Monday, April 06, 2015


 'Happy', my brother? First of all, what difference is it whether thou art happy or not! Today becomes Yesterday so fast, all Tomorrows become Yesterdays; and then there is no question whatever of the 'happiness', but quite another question." Byron.
  I think the answer to Byron's question is that happiness and pleasure are not obtained by pursuit, but are a by-product of duty, concern for others and seeking "The man of sorrows."
Thomas Carlyle speaks to man's unhappiness this way, -- "Man's Unhappiness, as I construe, comes of his Greatness; it is because there is an Infinite in him, which with all his cunning cannot quite bury under the Finite."
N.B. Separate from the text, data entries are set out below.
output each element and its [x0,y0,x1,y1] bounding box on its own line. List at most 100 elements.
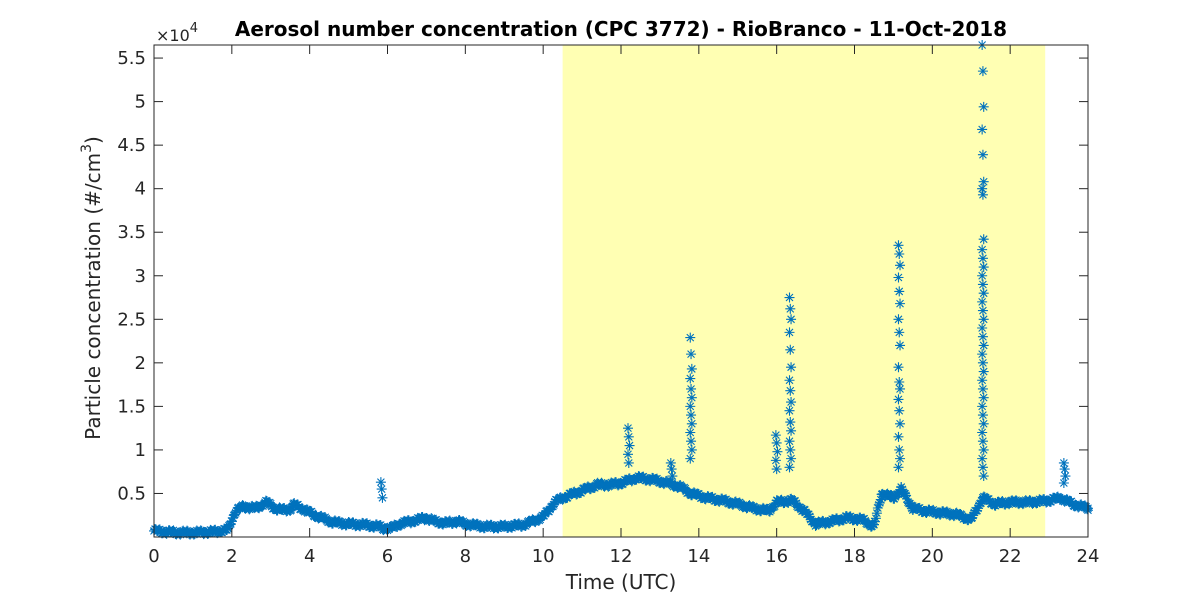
data-point-peak [785,444,796,455]
y-tick-label: 4.5 [117,135,146,156]
data-point-peak [893,431,904,442]
data-point [183,526,194,537]
data-point-peak [978,471,989,482]
data-point-peak [786,453,797,464]
data-point-peak [978,262,989,273]
x-tick-label: 20 [921,546,944,567]
data-point-peak [770,455,781,466]
data-point-peak [1060,471,1071,482]
data-point-peak [771,464,782,475]
data-point [597,478,608,489]
data-point-peak [686,410,697,421]
data-point [238,500,249,511]
data-point [693,488,704,499]
data-point-peak [978,176,989,187]
data-point [1011,496,1022,507]
data-point [287,501,298,512]
data-point-peak [685,373,696,384]
data-point-peak [685,453,696,464]
data-point-peak [978,340,989,351]
data-point-peak [770,430,781,441]
data-point [431,514,442,525]
x-tick-label: 12 [610,546,633,567]
data-point [286,504,297,515]
data-point-peak [894,286,905,297]
data-point [169,526,180,537]
data-point-peak [685,427,696,438]
data-point [403,515,414,526]
data-point [293,501,304,512]
data-point [872,503,883,513]
data-point-peak [377,492,388,503]
data-point-peak [895,260,906,271]
data-point-peak [893,362,904,373]
data-point [225,518,236,529]
x-tick-label: 22 [999,546,1022,567]
data-point-peak [977,183,988,194]
data-point-peak [686,349,697,360]
y-tick-label: 4 [135,179,146,200]
data-point [868,519,879,530]
data-point [548,499,559,510]
data-point-peak [784,327,795,338]
data-point-peak [894,376,905,387]
data-point-peak [977,323,988,334]
data-point-peak [376,484,387,495]
data-point [790,496,801,507]
data-point [845,511,856,522]
data-point [306,506,317,517]
data-point [176,528,187,539]
data-point [292,499,303,510]
data-point-peak [978,444,989,455]
data-point-peak [977,453,988,464]
data-point [838,515,849,526]
data-point-peak [375,477,386,488]
data-point-peak [977,279,988,290]
data-point-peak [624,440,635,451]
data-point-peak [685,332,696,343]
data-point [638,471,649,482]
y-tick-label: 1 [135,440,146,461]
data-point [652,475,663,486]
data-point-peak [686,444,697,455]
data-point [1046,496,1057,507]
data-point [873,499,884,510]
data-point [859,513,870,524]
data-point-peak [894,327,905,338]
data-point-peak [893,272,904,283]
data-point [375,519,386,530]
x-tick-label: 10 [532,546,555,567]
x-axis-label: Time (UTC) [565,570,677,594]
data-point-peak [685,401,696,412]
data-point [1066,496,1077,507]
data-point [562,492,573,503]
data-point-peak [666,464,677,475]
data-point [328,518,339,529]
data-point-peak [977,124,988,135]
data-point [968,510,979,521]
data-point [869,516,880,527]
data-point [577,485,588,496]
data-point-peak [977,401,988,412]
data-point-peak [665,457,676,468]
data-point-peak [1059,464,1070,475]
data-point-peak [977,375,988,386]
y-axis-multiplier: ×104 [156,21,198,45]
data-point-peak [895,340,906,351]
data-point [967,512,978,523]
data-point [818,516,829,527]
data-point [973,503,984,514]
data-point-peak [894,405,905,416]
data-point-peak [895,453,906,464]
x-axis-ticks: 0 2 4 6 8 10 12 14 16 18 20 22 24 [148,45,1099,567]
y-axis-label-close: ) [81,136,105,144]
data-point-peak [786,314,797,325]
data-point-peak [784,436,795,447]
data-point-peak [977,296,988,307]
data-point [769,501,780,512]
data-point-peak [784,462,795,473]
data-point [707,491,718,502]
data-point [799,505,810,516]
y-multiplier-base: ×10 [156,26,190,45]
The happiness, pleasures and wants of the person apart from God and duty know no bounds. Carlyle put it this way, "For man's permanent satisfaction and saturation, he needs simply this and no more and no less: God's infinite Universe altogether to himself, therein to enjoy infinitely, and fill every wish as fast as it rose. Oceans of Hockheimer wine, and a throat like a stork to enjoy it, but no sooner is the ocean filled and he grumbles that it might have been a better vintage. Try him with half of a Universe, of an Omnipotence, he sets to quarreling with the proprietor of the other half, and declares himself the most maltreated of men. Always there is a black spot in our sunshine."
So then, what shall we say? "Love not pleasure, love God. This is the everlasting Yea, wherein all contradiction is solved; wherein whoso walks and works, it is well with him."